Illinois chemistry professor Zaida Luthey-Schulten, one of the senior professors participating in the study describes, "The evolution of cells and the evolution of translation are really linked to one another.  To be a molecular signature a sequence has to be common to all members of a single domain of life, but not another."

Using 3D models for some bacteria and archaea, researchers were able to take the analysis a step further, examining where on the 3D ribosome the differences occurred.  Mr. Roberts explains, "Until the 2000s, when these structures became available, you weren't able to correlate where these signatures were with what was touching them in 3-D space."

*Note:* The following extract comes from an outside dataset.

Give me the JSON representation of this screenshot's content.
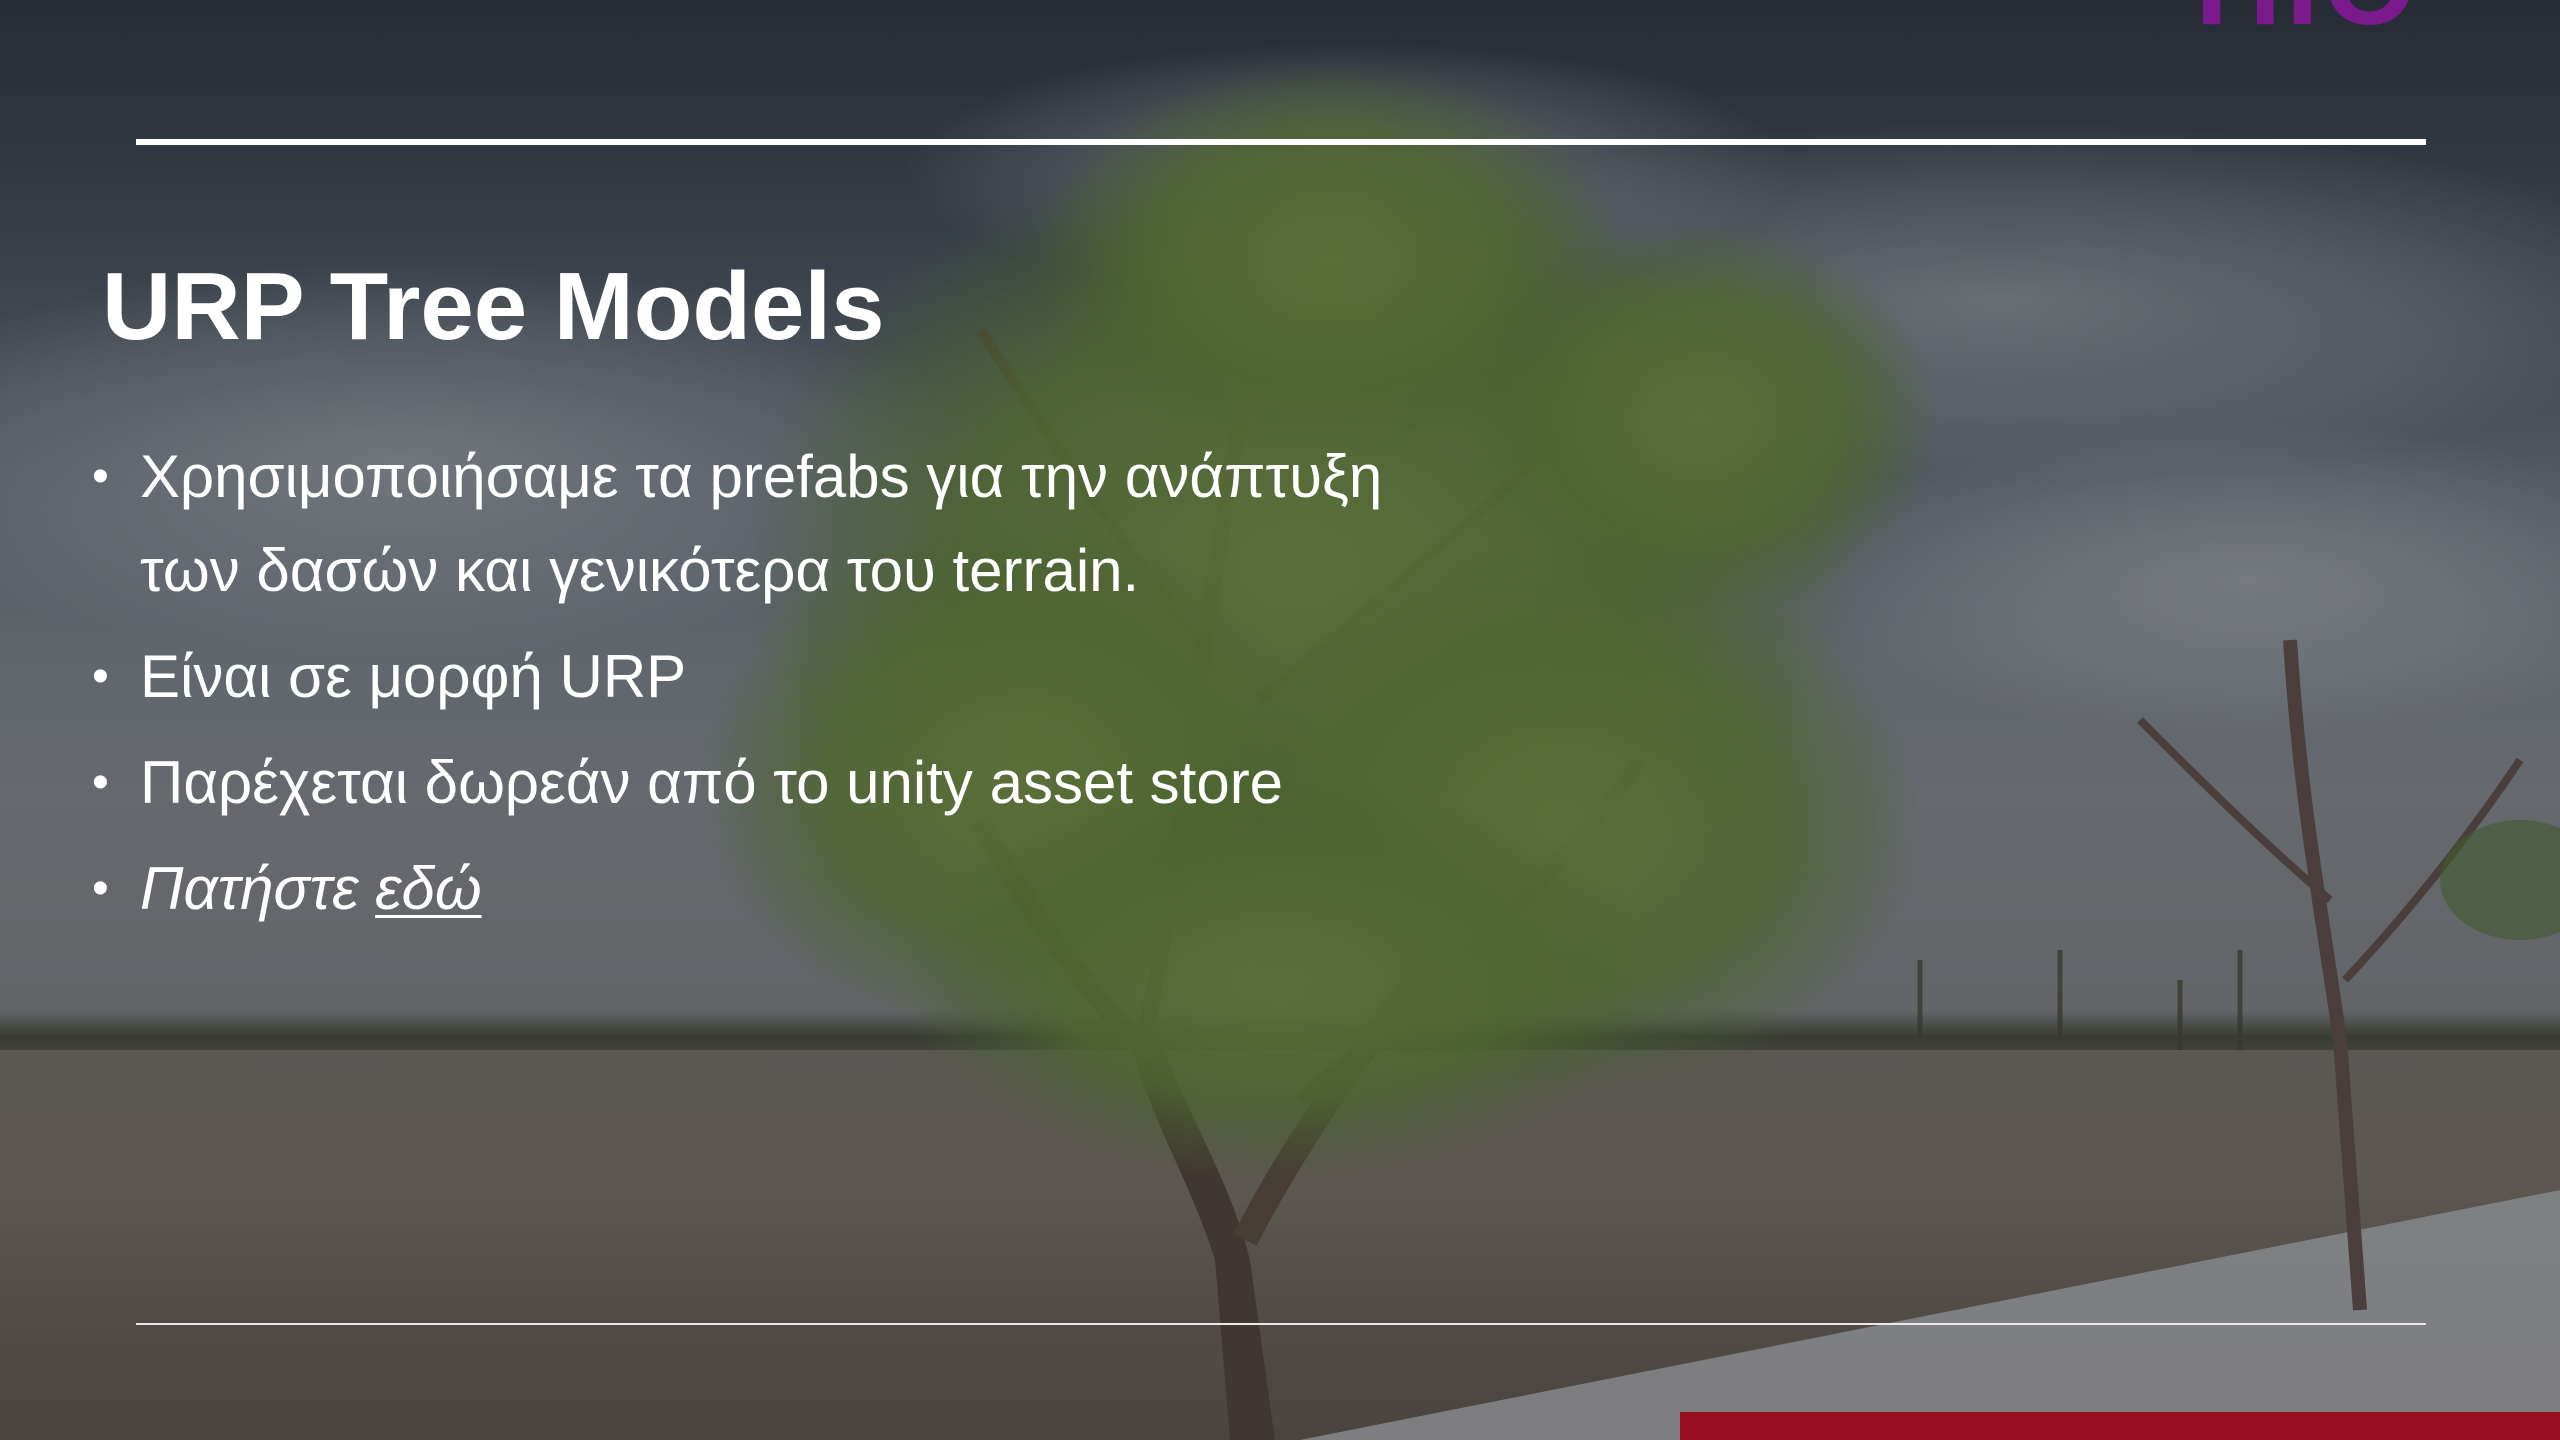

What the team found was that a mere 5 percent of the ribsome's RNA contains 50 percent of the domain-specific differences between bacteria and archaea.  Interestingly, this domain is an area critical to the function of the ribosome as a protein factory.  They also found that the differences in RNA were correlated structurally to differences in proteins, indicating that rRNA and ribosomal proteins coevolved.

Professor Luthey-Schulten describes, "The ramifications of this work are it gives you a much better way to probe how this universal machinery changes from one organism to another."

Professor Woese adds, "In that the ribosome constitutes the core of the cellular translation mechanism, which is the sine qua non of gene expression, which is the essence of life as we know it, these findings constitute a major step in understanding the evolution of life, which is still a journey of a thousand miles."

Professor Luthey-Schulten says that by identifying domain-specific critical rRNA segments, manmade drugs can be developed to attack these regions.  This can lead to ultra-effective antibiotics, beyond even today's best drugs.

The new research will be published in the journal Proceedings of the National Academy of Sciences this week.